Stating that there are “a great number of practical difficulties” and “no good grounds” for a conclusion, such as that a miracle has taken place, does not rule out that at some time in the future one might acquire good grounds for belief in a miracle event.
The charge that Hume rules out miracles a priori is a common one among fundamentalists, but many Hume scholars read Hume as doing no such thing. Instead, many Hume scholars see him as arguing against testimony about miracles.
In “Science and Miracles” (1998), Ted Drange considers whether the proposition “No scientist could ever believe in miracles under any circumstances” is defensible, and he concludes that it is not. In fact he acknowledges that one could be a methodological naturalist and not also a metaphysical naturalist. That is, one could adopt a naturalistic worldview as part of one’s method of doing science, but this would not entail that one must adhere to naturalism as a metaphysical view.
I don’t see any incompatibility with arguing that there is insufficient evidence for a proposition (such as “A miracle has occurred in relation to event E”) and at the same time hold both:
(i) one might not be able to see in relation to an event E at what point one would decide that a miracle has occurred, and
(ii) a proposition P (such as “God exists and opposes events such as E occurring”), if true, would entail that one would expect miracles to occur at least sometimes.
Regarding (i), I don’t believe that leprechauns exist, but I can’t say that I know precisely what one would have to do in order to show that a given being is, in fact, a leprechaun.
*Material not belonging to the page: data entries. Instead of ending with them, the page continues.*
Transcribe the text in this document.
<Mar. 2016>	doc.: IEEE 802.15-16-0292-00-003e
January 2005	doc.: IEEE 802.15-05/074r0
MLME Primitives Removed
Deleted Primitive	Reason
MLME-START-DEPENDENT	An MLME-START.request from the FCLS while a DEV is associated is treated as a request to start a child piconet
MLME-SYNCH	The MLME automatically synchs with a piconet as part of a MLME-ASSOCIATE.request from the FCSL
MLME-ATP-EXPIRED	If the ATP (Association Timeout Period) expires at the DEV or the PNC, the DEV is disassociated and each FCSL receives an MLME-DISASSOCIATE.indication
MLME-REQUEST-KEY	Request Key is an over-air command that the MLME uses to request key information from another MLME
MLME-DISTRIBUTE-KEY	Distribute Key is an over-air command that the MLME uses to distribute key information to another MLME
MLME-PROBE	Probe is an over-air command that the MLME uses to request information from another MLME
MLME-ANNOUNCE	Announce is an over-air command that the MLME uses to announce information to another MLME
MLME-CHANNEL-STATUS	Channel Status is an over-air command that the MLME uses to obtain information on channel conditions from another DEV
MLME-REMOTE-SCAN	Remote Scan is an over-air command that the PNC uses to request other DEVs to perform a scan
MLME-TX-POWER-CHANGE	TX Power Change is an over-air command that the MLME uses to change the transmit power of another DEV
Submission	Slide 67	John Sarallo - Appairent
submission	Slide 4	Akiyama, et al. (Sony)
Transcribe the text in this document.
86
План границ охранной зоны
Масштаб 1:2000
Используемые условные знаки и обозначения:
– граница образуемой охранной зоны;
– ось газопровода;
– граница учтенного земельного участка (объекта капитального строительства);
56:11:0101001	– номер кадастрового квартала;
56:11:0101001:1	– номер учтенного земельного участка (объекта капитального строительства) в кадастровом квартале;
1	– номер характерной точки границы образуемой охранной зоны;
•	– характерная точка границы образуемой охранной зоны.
Would being of exceedingly short stature, having green clothes, and speaking in an Irish accent be sufficient? Surely not. But while I may be open to the discovery of leprechauns, I don’t know exactly at what point in such an investigation I would finally concede that a given being is a leprechaun. Similarly, we have nothing even approaching sufficient evidence that a miracle has taken place in any given instance, and we can know this lack of evidence pervades miracles claims, and yet at the same time I don’t know at what point I would say that a given event is indeed a miracle, and saying the latter does not entail that I am ruling out a priori the possibility of miracles.